« Jason & les Argonautes », « Le choc des Titans », « Les travaux d’Hercule », voilà ce qui fut les uniques récits antiques amenant pour la première fois le fantastique au milieu des aventures classiques des héros Grecques pour mettre en scène concrètement les créatures imaginées par les philosophes et autres « romanciers » de l’antiquité. Jamais plus un seul film du genre ne l’aura fait avant la transition millénaire.

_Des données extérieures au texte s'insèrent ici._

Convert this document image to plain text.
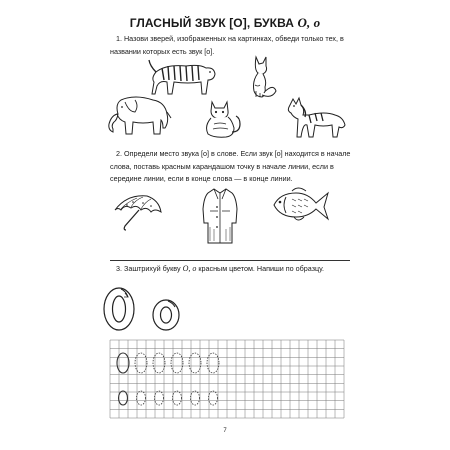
ГЛАСНЫЙ ЗВУК [О], БУКВА О, о
1. Назови зверей, изображенных на картинках, обведи только тех, в названии которых есть звук [о].
2. Определи место звука [о] в слове. Если звук [о] находится в начале слова, поставь красным карандашом точку в начале линии, если в середине линии, если в конце слова — в конце линии.
3. Заштрихуй букву О, о красным цветом. Напиши по образцу.
7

Alors oui ce premier volet est sorti en 99 mais honnêtement, ne peut-on pas un moment dire que les œuvres des années 90/2000 forment la transition technologique et numérique, forment la transition ou l’on oubli carrément 20ème du 21ème siècle ? Personnellement je le ferai toujours puisque la qualité visuelle de ces 2 décennies est d’une quasi égale distance. Aller, 1995/2005 pour les tatillons. Bref, ce premier volet forme la première saga à avoir mis en avant les mythes Egyptiens les plus connus, le plus connu étant dans le titre même. La Grèce à eu son ouverture avant d’être laissée, au tour du royaume des Pharaons.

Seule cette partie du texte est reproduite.